Friday, 16 June 2017

Onion Skin Dying

I have been saving onion skins (just the dry, outer ones) for about a year and thought I had better pull them out from under the sink, and use them, before the summer heat and humidity made them smell.
I had limited success with dying with sumac leaves last year but everything I had read and heard indicated that onion skins were fool proof.

I added water (about a third of the pot) and, simmering for an hour and a half, made onion skin tea.
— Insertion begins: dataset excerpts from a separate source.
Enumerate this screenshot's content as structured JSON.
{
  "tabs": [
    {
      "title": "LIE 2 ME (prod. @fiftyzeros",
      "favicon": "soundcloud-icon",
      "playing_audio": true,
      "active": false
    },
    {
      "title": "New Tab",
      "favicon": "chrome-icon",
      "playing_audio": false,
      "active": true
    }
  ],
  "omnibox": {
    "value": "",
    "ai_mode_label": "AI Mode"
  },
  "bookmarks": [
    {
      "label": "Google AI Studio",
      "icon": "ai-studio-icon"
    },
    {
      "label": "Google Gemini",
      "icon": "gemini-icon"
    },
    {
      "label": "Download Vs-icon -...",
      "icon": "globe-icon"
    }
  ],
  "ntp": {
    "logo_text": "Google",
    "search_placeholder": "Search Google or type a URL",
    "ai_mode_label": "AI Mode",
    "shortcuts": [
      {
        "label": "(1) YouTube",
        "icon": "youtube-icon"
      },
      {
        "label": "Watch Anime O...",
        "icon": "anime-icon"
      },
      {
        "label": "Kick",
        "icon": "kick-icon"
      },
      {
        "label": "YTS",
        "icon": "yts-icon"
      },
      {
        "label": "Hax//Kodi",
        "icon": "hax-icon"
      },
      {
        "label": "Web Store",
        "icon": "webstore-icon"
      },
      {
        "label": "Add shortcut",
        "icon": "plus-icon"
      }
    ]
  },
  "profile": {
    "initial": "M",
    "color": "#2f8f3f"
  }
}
I lined a strainer with cheesecloth and, placing it over a bowl, poured the tea through, to get rid of the bits of onion skin. Those went into the composter.
I let it drip for a while into the bowl.

Then the tea went back into the dye pot with natural wool and yarn.
 I simmered that for about an hour and a half and then added half a cup of white vinegar. The blogs and sites on the internet indicated that a mordant wasn't needed but I decided to add it anyway.
Using metal tongs I transferred the wool from the dye pot, back into the bowl and (starting with hot water and gradually cooling it down) I rinsed the wool until the water  ran clear
and then hung it up to dry.
It certainly dyed the cheesecloth.
There was still some colour left in the water in the pot so I put in some more natural wool and left it overnight, with no heat, just as an experiment.

That evening there was a beautiful cloud formation across the lake

and the colours intensified

as the sun sank lower.


It made me wonder about hooking that scene using the onion skin dyed wool. The natural/original is on the right, the dyed wool on the left and the wool just left in the pot with the dregs, in the centre.